The President, however, affirmed that it is "not right" to allow "outsiders" to dictate how the country's law enforcement and justice system must investigate the drug war that claimed thousands of lives during the leadership of former president Rodrigo Duterte.
"Para sa akin simple lang naman 'yang issue na 'yan, e. Hindi naman siguro tama na ang tiga labas, ang mga dayuhan ang magsasabi sa atin kung sino iimbestigahan ng pulis natin, sino ang aarestuhin ng pulis natin, sino ang ikukulong ng pulis natin (For me, this is just a simple a issue. I don't think it is right to allow outsiders, the foreigners to tell our police who to investigate and arrest," Marcos stressed.
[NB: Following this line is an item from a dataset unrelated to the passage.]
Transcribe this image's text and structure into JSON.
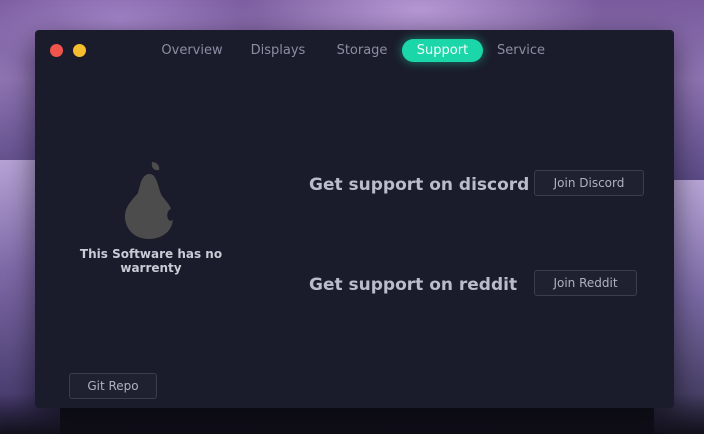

"Hindi naman siguro tama yun, dapat Pilipino lang ang gumagawa niyan. May pulis naman tayo, may NBI (National Bureau of Investigation) tayo, may DOJ (Department of Justice) tayo, kaya nila ang trabahong yan (That is not right, Filipinos should be the one doing that. We have our own police, NBI, DOJ, they can handle that task)and that's really where the conflict is," he added.
He pointed out that the jurisdiction of the ICC remains a problem as the Philippines has withdrawn from the Rome Statute.
He said this is also a question whether the Philippines should return to the ICC, saying it is "again under study."
"There is also a question, should we return under the fold of the ICC, so that’s again under study. So we’ll just keep looking at it and see what our options are," he said.
In March this year, Marcos said the Philippines was disengaging with the ICCafter it rejected the country's appeal to suspend the drug war probe.
Marcos stood by his previous pronouncement that the ICC has no jurisdiction over the Philippines and its move to investigate the killings related to the massive war on drugs is an "interference" in the country's sovereignty.